Some advantages of cruise control include:

  • Its usefulness for long drives (reducing driver fatigue, improving comfort by allowing positioning changes more safely) across highways and sparsely populated roads. This usually results in better fuel efficiency.[citation needed] This is claiming that increased seating comfort will improve fuel economy. It does not make sense.
  • A speed conscious driver has to spend much less time looking at the dashboard (to check speed), which makes for safer driving. What is a "Speed Conscious driver?" I think this is some fictional entity created to allow an opinion to masquerade as fact. Wikipedia should care 1) whether real drivers look at the dashboard less when cruise control is active, 2) Whether looking at the dashboard less reduces accidents. I think neither is self-evident.
  • Some drivers use it to avoid subconsciously violating speed limits. A driver who otherwise tends to subconsciously increase speed over the course of a highway journey may avoid speeding. Such drivers should note, however, that a primitive cruise control may go over its setting on a downhill which is steep enough to accelerate with an idling engine. This is a how-to guide, which is inappropriate for wikipedia.
  • The driver can keep the foot on the brake pedal, thus reducing the reaction distance and the total stopping distance. This also refers to a fictional 'driver'. We should ask ourselves "do real drivers have reduced reaction times when using cruise control", but that would also be a very bold claim to leave without citation

However, when used incorrectly cruise control can lead to accidents due to several factors, such as:

  • The lack of need to maintain constant pedal pressure, which can help lead to accidents caused by highway hypnosis or incapacitated drivers; This is a very bold statement which should not exist without being cited future systems may include a dead man's switch to avoid this.[citation needed] This is trying to predict the future, which wikipedia should not do. It's a violation of WP:CRYSTAL
  • When used during inclement weather or while driving on wet or snow- and/or ice-covered roads, the vehicle could go into a skid (although this may be somewhat mitigated by cars equipped with Electronic Stability Control). Stepping on the brake—such as to disengage the cruise control—could result in the driver losing control of the vehicle.[citation needed] I personally find this to be dubious. Another editor has also placed an HTML comment with the same sentiment.

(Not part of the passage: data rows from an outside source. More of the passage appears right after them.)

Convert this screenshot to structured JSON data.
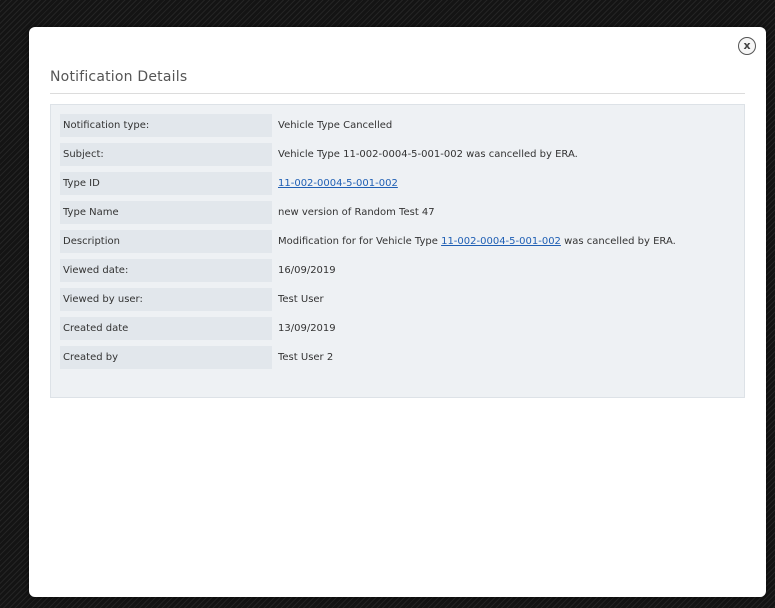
{
  "modal": {
    "title": "Notification Details",
    "close_icon": "close-icon",
    "close_glyph": "x"
  },
  "details": [
    {
      "label": "Notification type:",
      "value": "Vehicle Type Cancelled"
    },
    {
      "label": "Subject:",
      "value": "Vehicle Type 11-002-0004-5-001-002 was cancelled by ERA."
    },
    {
      "label": "Type ID",
      "value_link": "11-002-0004-5-001-002"
    },
    {
      "label": "Type Name",
      "value": "new version of Random Test 47"
    },
    {
      "label": "Description",
      "value_prefix": "Modification for for Vehicle Type ",
      "value_link": "11-002-0004-5-001-002",
      "value_suffix": " was cancelled by ERA."
    },
    {
      "label": "Viewed date:",
      "value": "16/09/2019"
    },
    {
      "label": "Viewed by user:",
      "value": "Test User"
    },
    {
      "label": "Created date",
      "value": "13/09/2019"
    },
    {
      "label": "Created by",
      "value": "Test User 2"
    }
  ],
  "colors": {
    "link": "#1f5fb4",
    "panel_background": "#eef1f4",
    "label_background": "#e2e7ec"
  }
}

Driving over "rolling" terrain, with gentle up and down portions, can usually be done more economically (using less fuel) by a skilled driver viewing the approaching terrain, by maintaining a relatively constant throttle position and allowing the vehicle to accelerate on the downgrades and decelerate on upgrades, while reducing power when cresting a rise and adding a bit before an upgrade is reached. Cruise control will tend to overthrottle on the upgrades and retard on the downgrades, wasting the energy storage capabilities available from the inertia of the vehicle. The inefficiencies from cruise control can be even greater relative to skilled driving in hybrid vehicles.[citation needed] This contradicts the first advantage, which claims that cruise control increases fuel economy.